Freddie Mac’s weekly Primary Mortgage Market Survey showed rates at or near record lows for the week ending March 8, with rates on 30-year fixed-rate loans averaging 3.88 percent with an average of 0.8 point.
That’s down from 3.9 percent last week and 4.88 percent a year ago, and just a hair above the all-time low in records dating to 1971 of 3.87 percent seen during the first three weeks of February.
Rates on 15-year fixed-rate loans — a popular choice for refinancing — averaged 3.13 percent with an average 0.8 point, down from 3.17 percent last week and 4.15 percent a week ago. That’s a new low in Freddie Mac records dating to 1991.
For 5-year Treasury-indexed hybrid adjustable-rate mortgage (ARM) loans, rates averaged 2.81 percent with an average 0.7 point, down from 2.83 percent last week and 3.73 percent a year ago. The 5-year ARM hit a low in records dating to 2005 of 2.8 percent the week of Feb. 23, 2012.
Rates on 1-year Treasury-indexed ARM averaged 2.73 percent with an average 0.6 point, up slightly from a low in records dating to 1984 of 2.72 percent seen last week, and down from 3.21 percent a year ago.
Freddie Mac Chief Economist Frank Nothaft noted that a CoreLogic national home price index fell for the sixth month in a row in January to the lowest level in nine years, and the typical family had more than double the income needed to purchase a median-priced home, according to the National Association of Realtors’ Housing Affordability Index.
But a weekly survey by the Mortgage Bankers Association showed applications for purchase mortgages were down 7.8 percent during the week ending March 2 compared to a year ago. Requests for refinancings accounted for 77 percent of all mortgage applications
In a Jan. 4 white paper, the Federal Reserve described "extraordinary problems plaguing the housing market," including an excess supply of vacant homes, tight mortgage credit, and the costs of an "unwieldy and inefficient" foreclosure process.

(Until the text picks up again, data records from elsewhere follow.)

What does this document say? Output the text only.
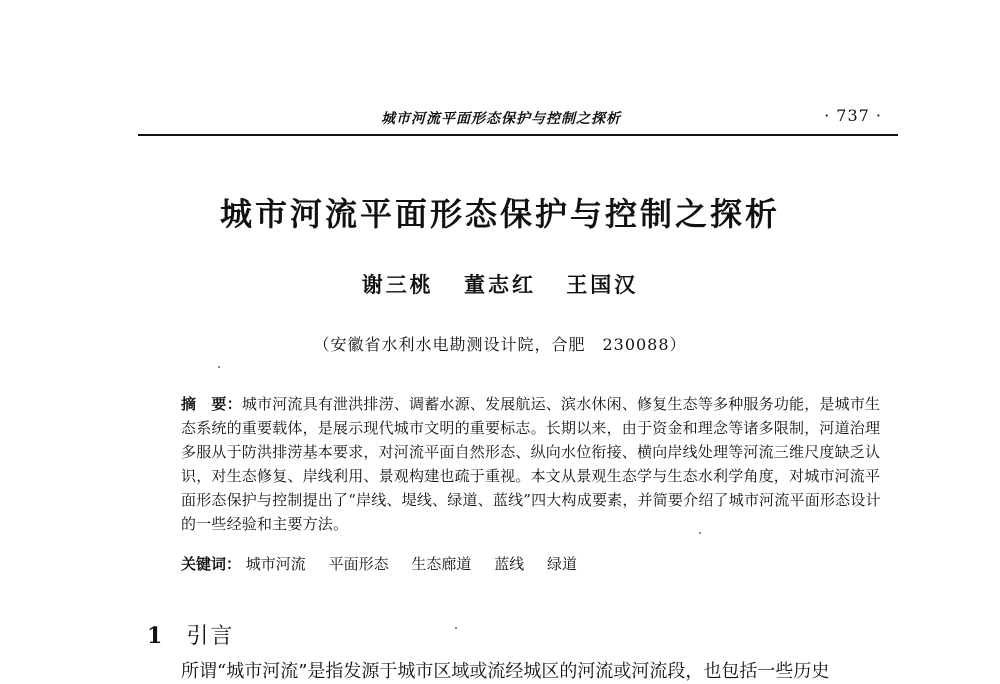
城市河流平面形态保护与控制之探析	· 737 ·
城市河流平面形态保护与控制之探析
谢三桃 董志红 王国汉
（安徽省水利水电勘测设计院，合肥　230088）
摘　要：城市河流具有泄洪排涝、调蓄水源、发展航运、滨水休闲、修复生态等多种服务功能，是城市生态系统的重要载体，是展示现代城市文明的重要标志。长期以来，由于资金和理念等诸多限制，河道治理多服从于防洪排涝基本要求，对河流平面自然形态、纵向水位衔接、横向岸线处理等河流三维尺度缺乏认识，对生态修复、岸线利用、景观构建也疏于重视。本文从景观生态学与生态水利学角度，对城市河流平面形态保护与控制提出了“岸线、堤线、绿道、蓝线”四大构成要素，并简要介绍了城市河流平面形态设计的一些经验和主要方法。
关键词： 城市河流 平面形态 生态廊道 蓝线 绿道
1 引言
所谓“城市河流”是指发源于城市区域或流经城区的河流或河流段，也包括一些历史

"The significant tightening in household access to mortgage credit likely reflects not only a correction of the unsound underwriting practices that emerged over the past decade, but also a more substantial shift in lenders’ and (Fannie Mae and Freddie Mac’s) willingness to bear risk," the Fed warned.
Inman News columnist Jack Guttentag says that the Fed "shares the consensus view of informed observers that housing recovery has been hampered by excessively restrictive lending standards set by Fannie Mae and Freddie Mac."
But Guttentag said mortgage lenders have been even more restrictive than Fannie and Freddie, and wonders why lenders don’t compensate for low credit scores with higher down payment requirements, higher payment reserves, or lower maximum debt ratios.
"There no longer seems to be any underwriter discretion in connection with conforming loans, but the reasons are not clear," Guttentag wrote in a recent column. "My surmise is that it is connected to the complex contracts that govern the relationships between the agencies and the lenders that sell to them."
During the housing downturn, Fannie and Freddie — which purchase mortgages and guarantee payments on mortgage backed securities, but don’t make them — have forced lenders to repurchase billions in loans made during the boom. When borrowers defaulted, in many cases Fannie and Freddie found alleged misrepresentations or fraud
A key provision of the Obama administration’s revamp of the Home Affordable Refinancing Program (HARP) is for Fannie Mae and Freddie Mac to release lenders who sign off on a refinanced loan from some legal liabilities associated with the original mortgage.